Question on delegate references

So, let's say I have:

public class A {
  public event FooEventHandler Fooing;
    ....
}

in another class:

A a = new A();
a.Fooing += new FooEventHandler(MyFooHandler);

now, in all the texts and examples I've read, people never seem to unregister their event handlers.  Is this bad practice?  or does the CLR just take care of it?  If we don't unregister our event handlers, is a reference to 'this' kept in A.Fooing ?  Or is a weak reference, allowing our class that uses A.Fooing to be GC'd ?

And if we do:

a.Fooing -= new FooEventHandler(MyFooHandler), would that work based on the 'equality' of this new instance of FooEventHandler, or does it have to be the same reference of FooEventHandler that was originally +='d to A.Fooing ?

Thanks!

All Foo'd Out.
Monday, January 26, 2004

This them there line of code:

"a.Fooing -= new FooEventHandler(MyFooHandler)"

would work just fine, it's not necessary to preserve the original event handler object as long as you wrap the same method of the same class and instance (unless it's a static method).

As for your other question, I don't really know. I would suppose that keeping an instance event handler registered does keep the object in memory indefinitely; however, it's possible that .NET automatically unregisters event handlers when the object that hosts the event is destroyed.

Chris Nahr
Monday, January 26, 2004

"NET automatically unregisters event handlers when the object that hosts the event is destroyed. "

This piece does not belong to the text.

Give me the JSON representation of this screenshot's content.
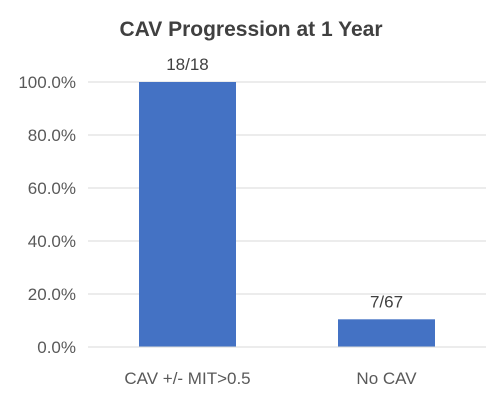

Correct - it's just another object reference -- it'll get garbage collected when the object to which it's attached (or "higher up") goes out of scope.

Duncan Smart
Monday, January 26, 2004

Ok, but does a registered event handler prevent the referenced object from being GCed?

Alex
Friday, January 30, 2004

"Ok, but does a registered event handler prevent the referenced object from being GCed?"

In these terms: The referencing object holds a delegate to the referenced object. Yes, the possession of that delegate prevents the referenced object from being GC'd, because it is in essence an object reference (albeit an indirect one).